U.S. Oil Demand Increases After months in Decline
The U.S. oil market seems to be getting back on its feet. With oil price getting back to its former price, the oil demand is steadily increasing as well. For months now, the Asian market has been a helping hand in keeping the global oil market alive, especially for the U.S. market.
With the stabilization of global oil demand and production, domestic refiners are processing the most crude oil since the economy's massive halt in March. The increase in demand is due to the vaccine-driven boost, which is planned for this summer. Without a doubt, this will help the U.S. oil market recover from the hit it took during the pandemic.
West Texas Intermediate crude is one of the domestic refiners that has seen a significant increase in demand. The price has picked up at least 50 cents a barrel compared to a few weeks ago, today being close to $60 a barrel. In comparison, Brent crude in London has gone up to $63 a barrel.

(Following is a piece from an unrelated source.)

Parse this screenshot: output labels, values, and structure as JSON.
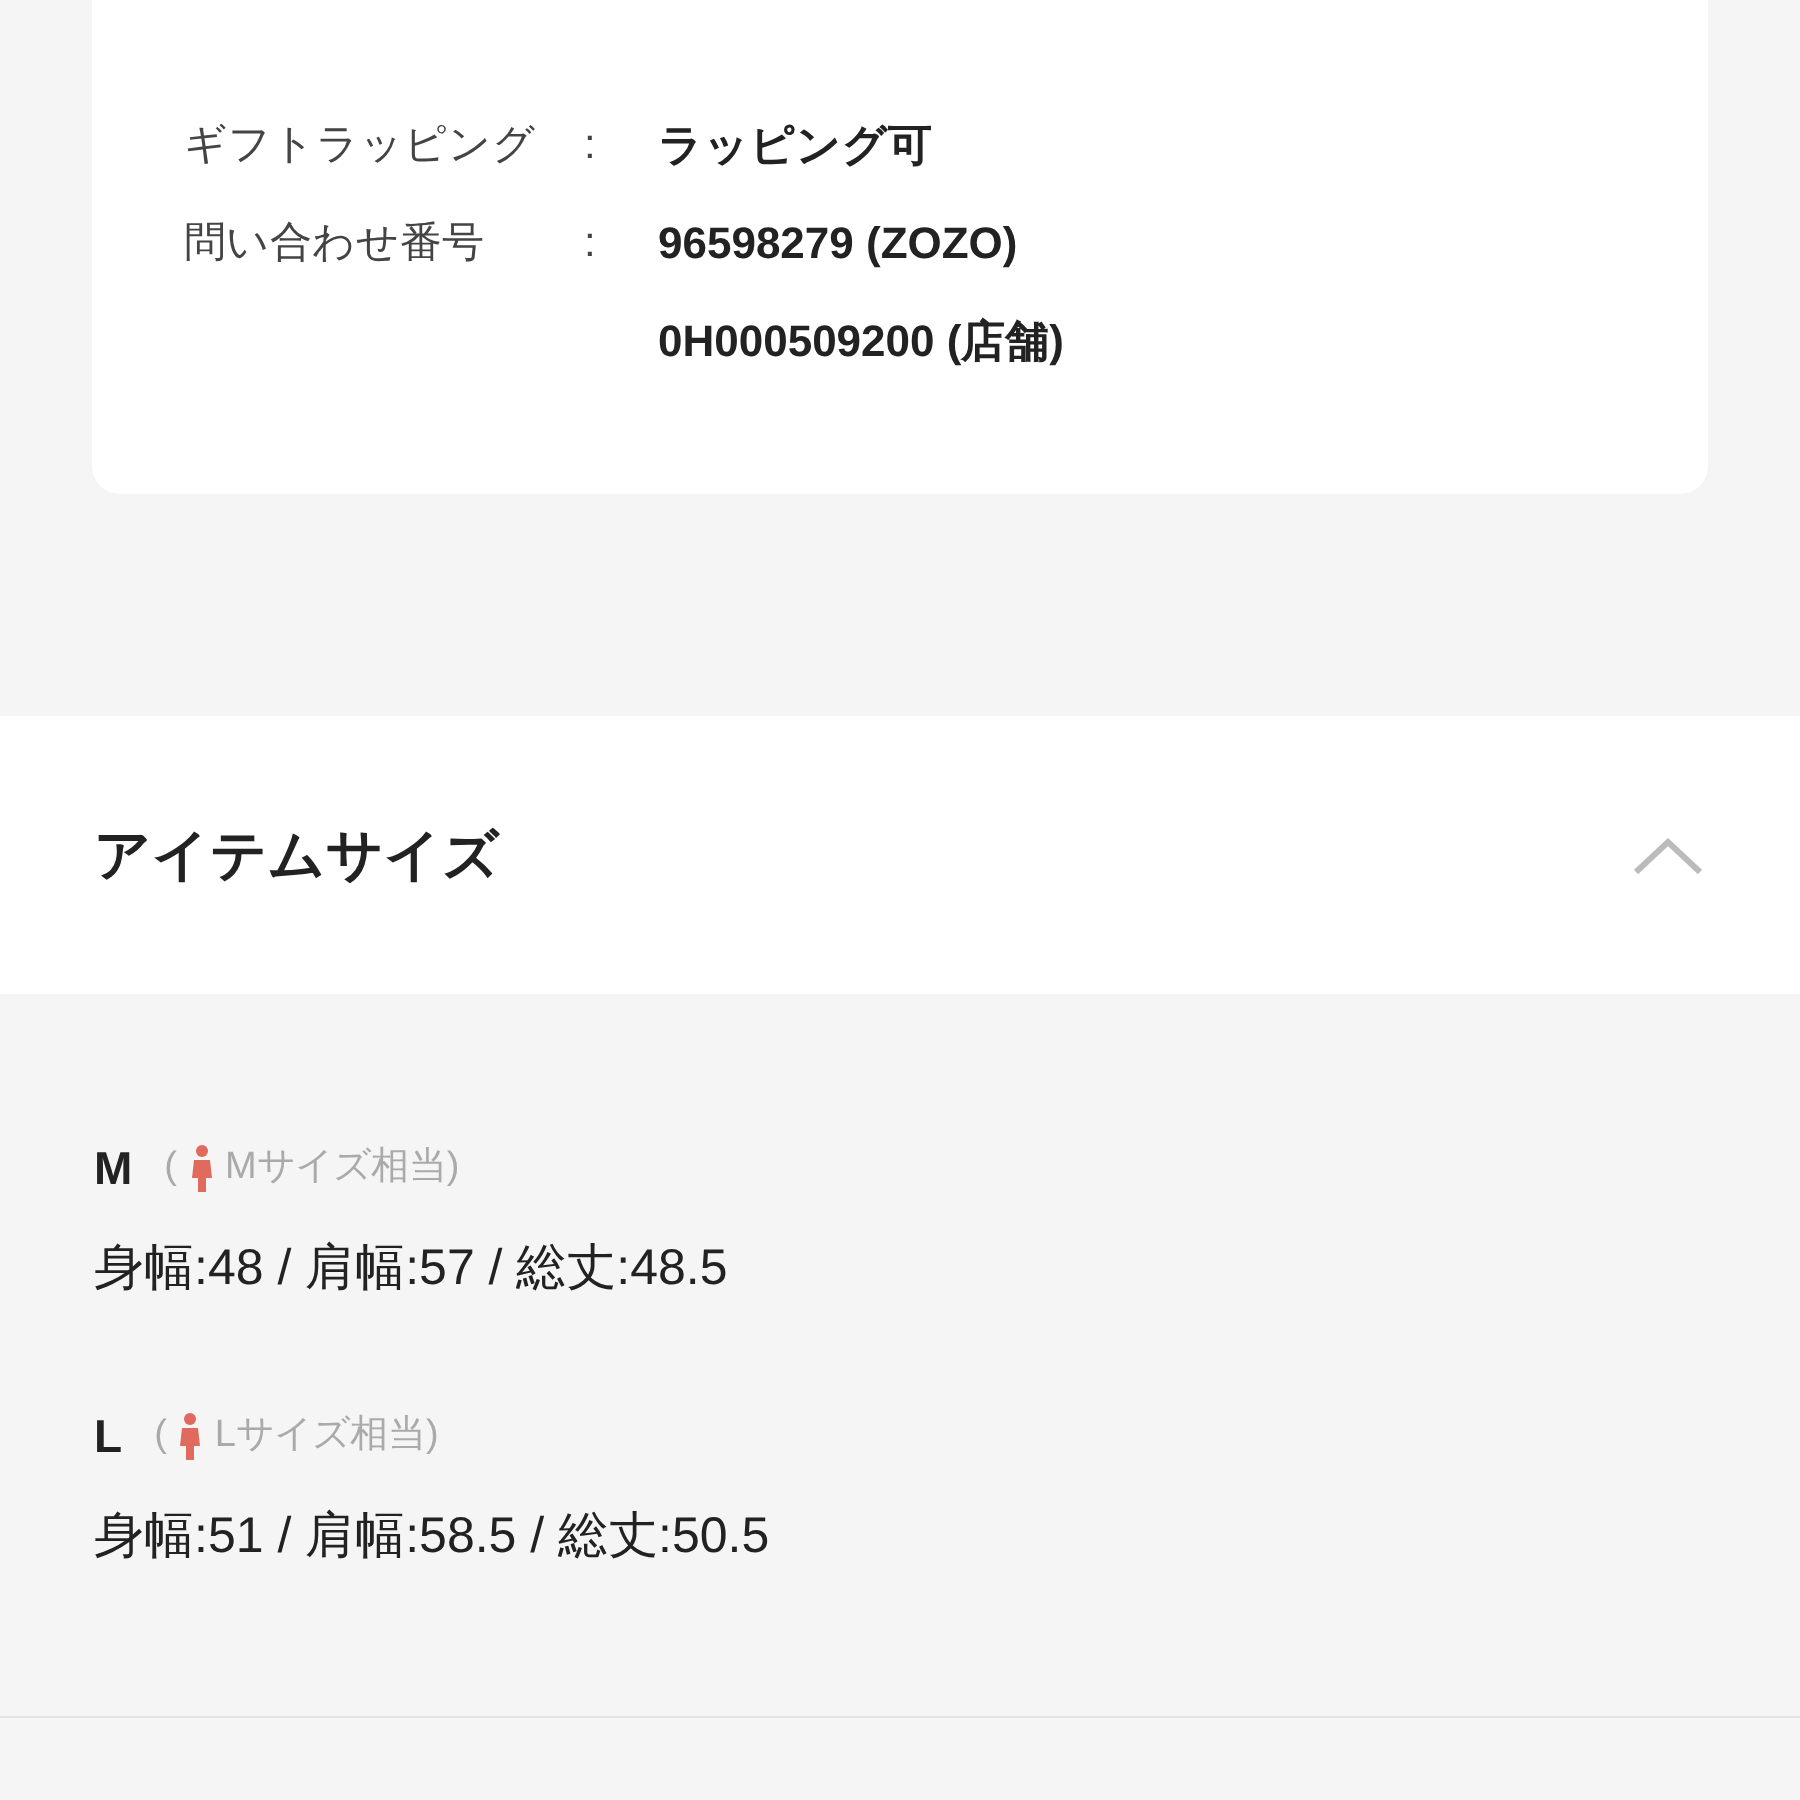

With the current extreme cold weather affecting Texas, propane and oil, fuels used in mobile heating devices, the demand is expected to increase further. Of course, the harsh weather conditions may affect Texas's oil production, primarily Midland, Texas, a critical U.S. shale production area. Well shutdowns, disrupted road transport, and power outages can impact the current output.
After dozens of drillers reduced their budgets and filed for bankruptcy back in 2020, which took two million barrels a day off the U.S. oil market, this demand increase will significantly boost the economy. The U.S. government sees production recovering to 11.5 million barrels a day in 2022, not as much as before the pandemic (13.1 million barrels a day) but still a significant increase in oil demand.